Als das Wasser kochte, beobachtete ich, wie mein Bruder aus einem der Schränke die Nudeln holte und sie in das Wasser gab. Ich wusste mittlerweile genau, was er vorhatte, auch wenn er kein Wort sagte. Er wollte gebratene Nudeln zubereiten und mir lief das Wasser bereits im Mund zusammen, als ich daran dachte, wie es bisher immer schmeckte. Wenn er kein Arzt geworden wäre, hätte er bestimmt den Beruf des Kochs für sich entdeckt.

„Ich will außerdem mal mit dir reden...", murmelte er nach einiger Zeit.

Er hatte gerade eine große Pfanne aus dem Schrank geholt und etwas Öl hinein gegeben. Seine Stimme gefiel mir in diesem Moment nicht, denn immer, wenn er ernst wurde, dann konnte es nichts Gutes heißen. In meinem Hals bildete sich ein Kloß, denn ich wollte nicht, dass er in diesem Ton mit mir redete. Doch ich erwiderte nichts, sondern wartete darauf, dass er weitersprach.

„Es geht um Leon."

Jetzt war mein Interesse geweckt, auch wenn ich es nicht zeigte. Zum einen wollte ich nicht an ihn denken, aber trotzdem hatte ich noch immer starke Gefühle für ihn.

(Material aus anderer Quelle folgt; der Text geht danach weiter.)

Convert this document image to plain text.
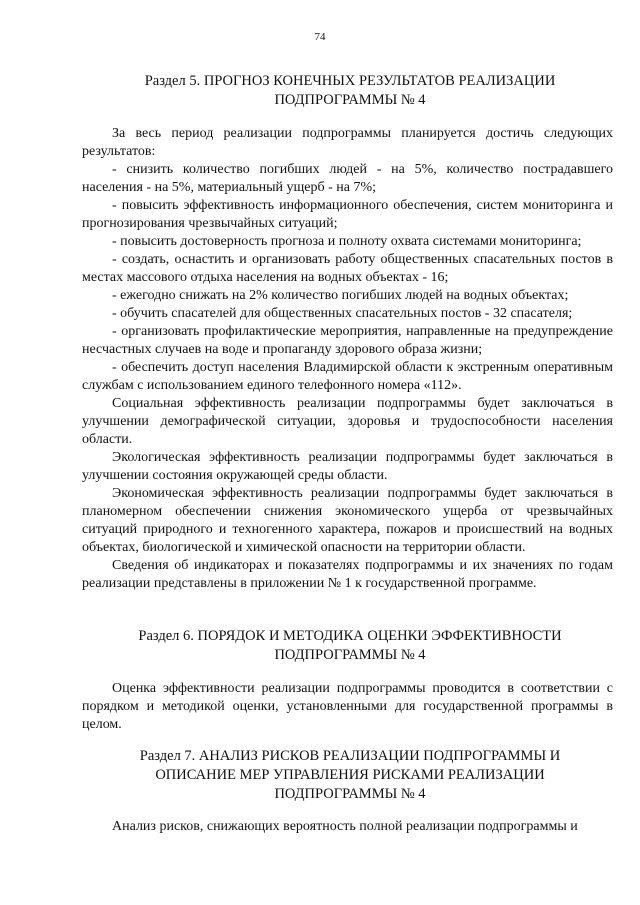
74
Раздел 5. ПРОГНОЗ КОНЕЧНЫХ РЕЗУЛЬТАТОВ РЕАЛИЗАЦИИ
ПОДПРОГРАММЫ № 4

За весь период реализации подпрограммы планируется достичь следующих результатов:

- снизить количество погибших людей - на 5%, количество пострадавшего населения - на 5%, материальный ущерб - на 7%;

- повысить эффективность информационного обеспечения, систем мониторинга и прогнозирования чрезвычайных ситуаций;

- повысить достоверность прогноза и полноту охвата системами мониторинга;

- создать, оснастить и организовать работу общественных спасательных постов в местах массового отдыха населения на водных объектах - 16;

- ежегодно снижать на 2% количество погибших людей на водных объектах;

- обучить спасателей для общественных спасательных постов - 32 спасателя;

- организовать профилактические мероприятия, направленные на предупреждение несчастных случаев на воде и пропаганду здорового образа жизни;

- обеспечить доступ населения Владимирской области к экстренным оперативным службам с использованием единого телефонного номера «112».

Социальная эффективность реализации подпрограммы будет заключаться в улучшении демографической ситуации, здоровья и трудоспособности населения области.

Экологическая эффективность реализации подпрограммы будет заключаться в улучшении состояния окружающей среды области.

Экономическая эффективность реализации подпрограммы будет заключаться в планомерном обеспечении снижения экономического ущерба от чрезвычайных ситуаций природного и техногенного характера, пожаров и происшествий на водных объектах, биологической и химической опасности на территории области.

Сведения об индикаторах и показателях подпрограммы и их значениях по годам реализации представлены в приложении № 1 к государственной программе.

Раздел 6. ПОРЯДОК И МЕТОДИКА ОЦЕНКИ ЭФФЕКТИВНОСТИ
ПОДПРОГРАММЫ № 4
Оценка эффективности реализации подпрограммы проводится в соответствии с порядком и методикой оценки, установленными для государственной программы в целом.
Раздел 7. АНАЛИЗ РИСКОВ РЕАЛИЗАЦИИ ПОДПРОГРАММЫ И
ОПИСАНИЕ МЕР УПРАВЛЕНИЯ РИСКАМИ РЕАЛИЗАЦИИ
ПОДПРОГРАММЫ № 4
Анализ рисков, снижающих вероятность полной реализации подпрограммы и
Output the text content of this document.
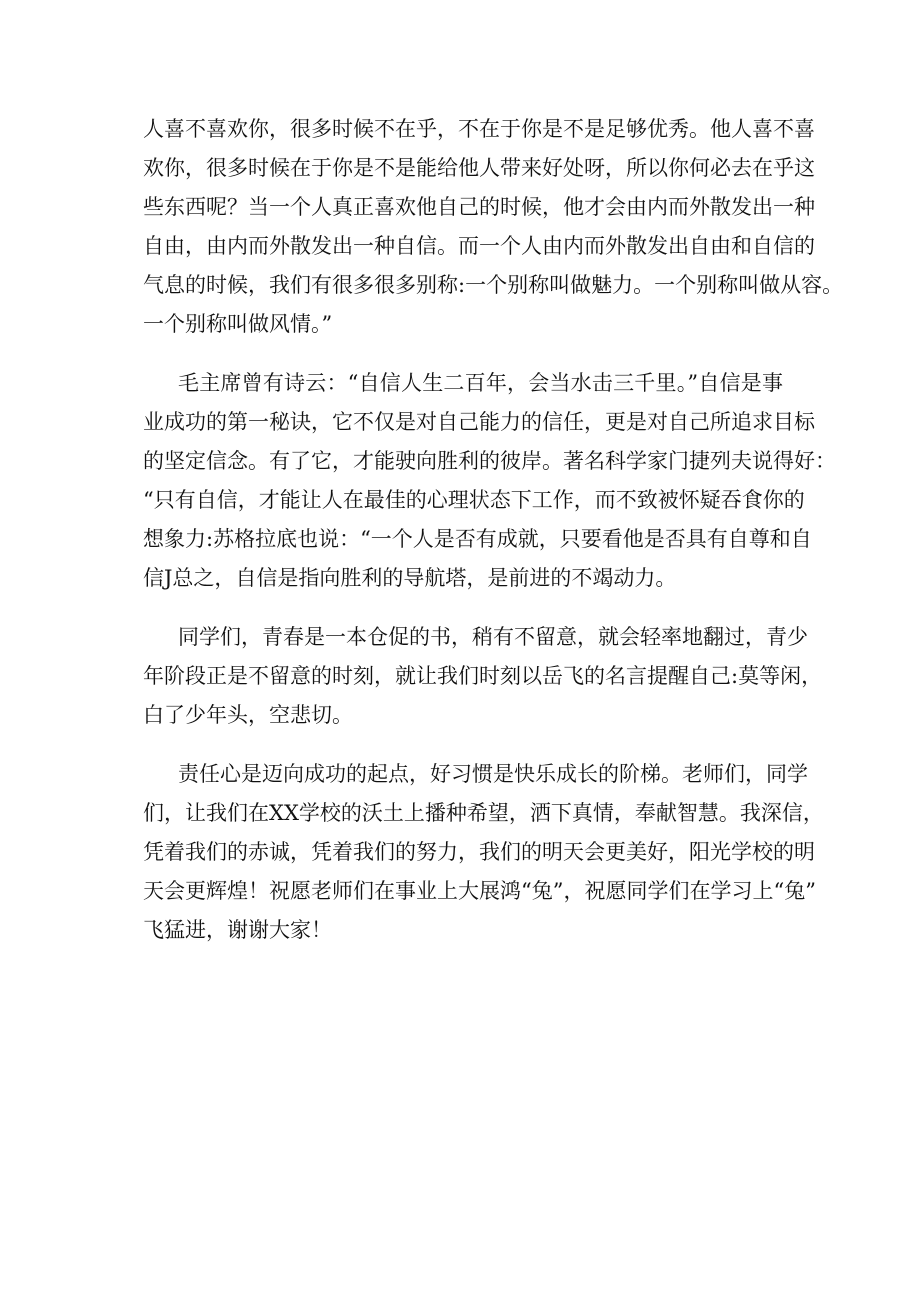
人喜不喜欢你，很多时候不在乎，不在于你是不是足够优秀。他人喜不喜
欢你，很多时候在于你是不是能给他人带来好处呀，所以你何必去在乎这
些东西呢？当一个人真正喜欢他自己的时候，他才会由内而外散发出一种
自由，由内而外散发出一种自信。而一个人由内而外散发出自由和自信的
气息的时候，我们有很多很多别称:一个别称叫做魅力。一个别称叫做从容。
一个别称叫做风情。”
毛主席曾有诗云：“自信人生二百年，会当水击三千里。”自信是事
业成功的第一秘诀，它不仅是对自己能力的信任，更是对自己所追求目标
的坚定信念。有了它，才能驶向胜利的彼岸。著名科学家门捷列夫说得好：
“只有自信，才能让人在最佳的心理状态下工作，而不致被怀疑吞食你的
想象力:苏格拉底也说：“一个人是否有成就，只要看他是否具有自尊和自
信J总之，自信是指向胜利的导航塔，是前进的不竭动力。
同学们，青春是一本仓促的书，稍有不留意，就会轻率地翻过，青少
年阶段正是不留意的时刻，就让我们时刻以岳飞的名言提醒自己:莫等闲，
白了少年头，空悲切。
责任心是迈向成功的起点，好习惯是快乐成长的阶梯。老师们，同学
们，让我们在XX学校的沃土上播种希望，洒下真情，奉献智慧。我深信，
凭着我们的赤诚，凭着我们的努力，我们的明天会更美好，阳光学校的明
天会更辉煌！祝愿老师们在事业上大展鸿“兔”，祝愿同学们在学习上“兔”
飞猛进，谢谢大家！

„Was willst du mir sagen?", versuchte ich so kalt wie möglich zu wirken.

Ich wollte mir nicht anmerken lassen, dass ich mittlerweile doch ziemlich neugierig war.

„Er ist ein Patient von mir. Und ich habe versprochen, dass ich noch einmal mit dir rede."

Er sah vom Herd zu mir und seine Augen verengten sich etwas.

„Ich weiß, es ist nicht leicht für dich, zu verstehen, wieso er das getan hatte. Wieso er dich im Glauben gelassen hatte, dass er ein Junge sei. Doch er ist ein Junge. Nur sein Körper ist „falsch". Er ist im psychischen ein Junge. Es ist nicht immer leicht, es für einen Außenstehenden zu erklären. Man müsste sich mit dem Thema genau befassen, damit man es versteht. Manche Psychologen sagen, dass man als Elternteil in der Erziehung versagt hat, doch das ist falsch."

„Er hat mich in dem Glauben gelassen, dass er vergewaltigt wurde!", stieß ich hervor, als ich nichts weiter hören wollte.

Ich verstand doch mittlerweile sehr wohl, dass er ein Junge war, auch wenn er als Frau geboren wurde, und wusste, dass es schwer für ihn sein musste. Doch er hatte mir etwas vorgemacht und mich angelogen.

„Das war bestimmt nur ein Missverständnis. Ich denke, wenn es anders gelaufen wäre, dann wäre es gar nicht soweit gekommen."

Samuel versuchte immer das Gute in einem Menschen zu sehen und auch wenn ich es nicht zugab, er hatte dennoch recht. Wenn ich nicht so besessen darauf gewesen wäre, Leo so nah sein zu wollen, dann hätte Leo nicht abgeblockt und er hätte nicht versucht, eine Ausrede zu finden. Ich hätte ihm einfach Zeit geben müssen. In diesem Moment ohrfeigte ich mich innerlich selbst dafür, dass ich so voreilig war.

„Rede doch noch einmal mit Leo", meinte er und lehnte sich an die Spüle. „Ich finde es nämlich sehr schade, wenn das mit euch endgültig vorbei ist. Du warst so glücklich, als ihr zusammen wart und nun bist du nur noch in deinem Zimmer, schließt dich ein und unternimmst kaum noch etwas. Auch zum Fußballtraining gehst du nicht mehr regelmäßig."

Ich wusste gar nicht, dass es Samuel aufgefallen war, dass ich nicht mehr zum Training ging. Doch im Moment hatte ich keine Lust darauf und wollte einfach nur meine Ruhe. Vor allem hätte ich dort nur Fynn gesehen und ihm gegenüber hatte ich mich ebenfalls falsch verhalten. Immerhin hatte ich gedacht, dass Leo in ihm einen Ersatz gesucht hatte. Ich könnte mich wirklich dafür ohrfeigen, was ich in den letzten Tagen und Wochen getan und wie ich mich verhalten hatte.

„Mal sehen...", murmelte ich leise.

Dann sah ich meinem Bruder dabei zu, wie er das Essen weiter zubereitete und es am Ende auf die Teller verteilte und einen davon vor mir abstellte.

„Ich werde es mir überlegen", fügte ich nach wenigen Momenten hinzu, bevor ich begann, etwas zu essen.